The IMF report said that with important structural reforms initiated, the focus now needed to be on implementation. The authorities recently legislated key reforms to the welfare system, public financial management, and revenue administration.
“They should ensure that reform implementation continues and manage the transition period prudently. Privatisation efforts should be stepped up. Growth-enhancing structural reforms could help increase the economy’s long-term potential,” the IMF said.
It forecast that Cyprus’ output would contract 3.2 per cent this year before recovering modestly next year. “The outlook is difficult, with the recession expected to continue this year, followed by a modest recovery starting next year. Risks remain tilted to the downside,” said the IMF.

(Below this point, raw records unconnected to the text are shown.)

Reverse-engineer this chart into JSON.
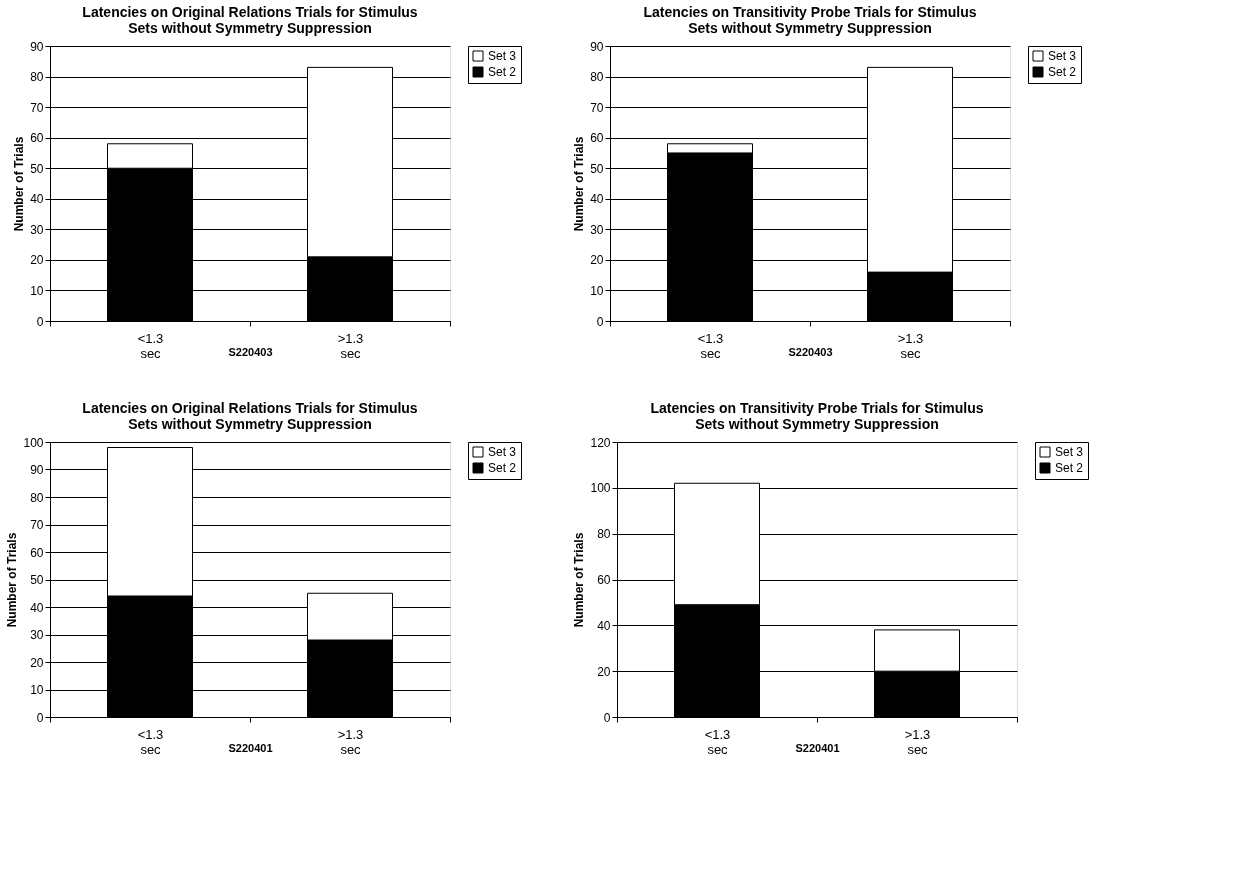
{
  "chart_data": [
    {
      "type": "bar",
      "title": "Latencies on Original Relations Trials for Stimulus Sets without Symmetry Suppression",
      "xlabel": "S220403",
      "ylabel": "Number of Trials",
      "categories": [
        "<1.3 sec",
        ">1.3 sec"
      ],
      "stacked": true,
      "ylim": [
        0,
        90
      ],
      "yticks": [
        0,
        10,
        20,
        30,
        40,
        50,
        60,
        70,
        80,
        90
      ],
      "grid": "y",
      "legend": "right",
      "series": [
        {
          "name": "Set 2",
          "color": "#000000",
          "values": [
            50,
            21
          ]
        },
        {
          "name": "Set 3",
          "color": "#ffffff",
          "values": [
            8,
            62
          ]
        }
      ]
    },
    {
      "type": "bar",
      "title": "Latencies on Transitivity Probe Trials for Stimulus Sets without Symmetry Suppression",
      "xlabel": "S220403",
      "ylabel": "Number of Trials",
      "categories": [
        "<1.3 sec",
        ">1.3 sec"
      ],
      "stacked": true,
      "ylim": [
        0,
        90
      ],
      "yticks": [
        0,
        10,
        20,
        30,
        40,
        50,
        60,
        70,
        80,
        90
      ],
      "grid": "y",
      "legend": "right",
      "series": [
        {
          "name": "Set 2",
          "color": "#000000",
          "values": [
            55,
            16
          ]
        },
        {
          "name": "Set 3",
          "color": "#ffffff",
          "values": [
            3,
            67
          ]
        }
      ]
    },
    {
      "type": "bar",
      "title": "Latencies on Original Relations Trials for Stimulus Sets without Symmetry Suppression",
      "xlabel": "S220401",
      "ylabel": "Number of Trials",
      "categories": [
        "<1.3 sec",
        ">1.3 sec"
      ],
      "stacked": true,
      "ylim": [
        0,
        100
      ],
      "yticks": [
        0,
        10,
        20,
        30,
        40,
        50,
        60,
        70,
        80,
        90,
        100
      ],
      "grid": "y",
      "legend": "right",
      "series": [
        {
          "name": "Set 2",
          "color": "#000000",
          "values": [
            44,
            28
          ]
        },
        {
          "name": "Set 3",
          "color": "#ffffff",
          "values": [
            54,
            17
          ]
        }
      ]
    },
    {
      "type": "bar",
      "title": "Latencies on Transitivity Probe Trials for Stimulus Sets without Symmetry Suppression",
      "xlabel": "S220401",
      "ylabel": "Number of Trials",
      "categories": [
        "<1.3 sec",
        ">1.3 sec"
      ],
      "stacked": true,
      "ylim": [
        0,
        120
      ],
      "yticks": [
        0,
        20,
        40,
        60,
        80,
        100,
        120
      ],
      "grid": "y",
      "legend": "right",
      "series": [
        {
          "name": "Set 2",
          "color": "#000000",
          "values": [
            49,
            20
          ]
        },
        {
          "name": "Set 3",
          "color": "#ffffff",
          "values": [
            53,
            18
          ]
        }
      ]
    }
  ]
}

Output is projected to grow by 0.4 per cent next year and expand gradually thereafter. Private consumption will remain subdued, as households reduce debt, rebuild financial wealth, and adjust to lower non-financial wealth.
House prices are projected to fall by a further 5–15 per cent before reaching equilibrium, the report said. Over the medium term, potential growth is expected to remain well below pre-crisis levels. “The crisis will likely have a long-lasting impact on Cyprus’ potential growth, due to physical capital becoming idle and eventually obsolete, human capital shortfalls owing to hysteresis effects, and to individuals leaving the labour force after long unemployment spells.
As a result, long-term potential growth is estimated at 2 per cent, half its pre-crisis level, driven by modest growth in the labor force—underpinned by long-term demographic trends—and education-led productivity improvements, while capital accumulation remains subdued, as resources shift away from construction toward tourism and non-financial services, where Cyprus has a comparative advantage.
“Additional adjustment measures are needed over the medium term to ensure fiscal sustainability. The adjustment should start in 2016, be growth-friendly and balanced over time, and focus on reversing the statutory spending increases that took place before the crisis,” said the report.
“To prevent a rapid rise in public sector wages following their expected unfreezing after the programme period, the wage bill needs to be further rationalised, including by revising current wage levels and pay scales, eliminating automatic increases, reducing employment in overstaffed areas,” it added.
In addition, further tax administration, and welfare reforms would also be needed, the IMF said.
“Even if the authorities manage to put the programme back on track, deeper and more prolonged private sector deleveraging, exacerbated by the impact of persistently low inflation on indebtedness, could weigh on domestic demand and endanger debt sustainability.”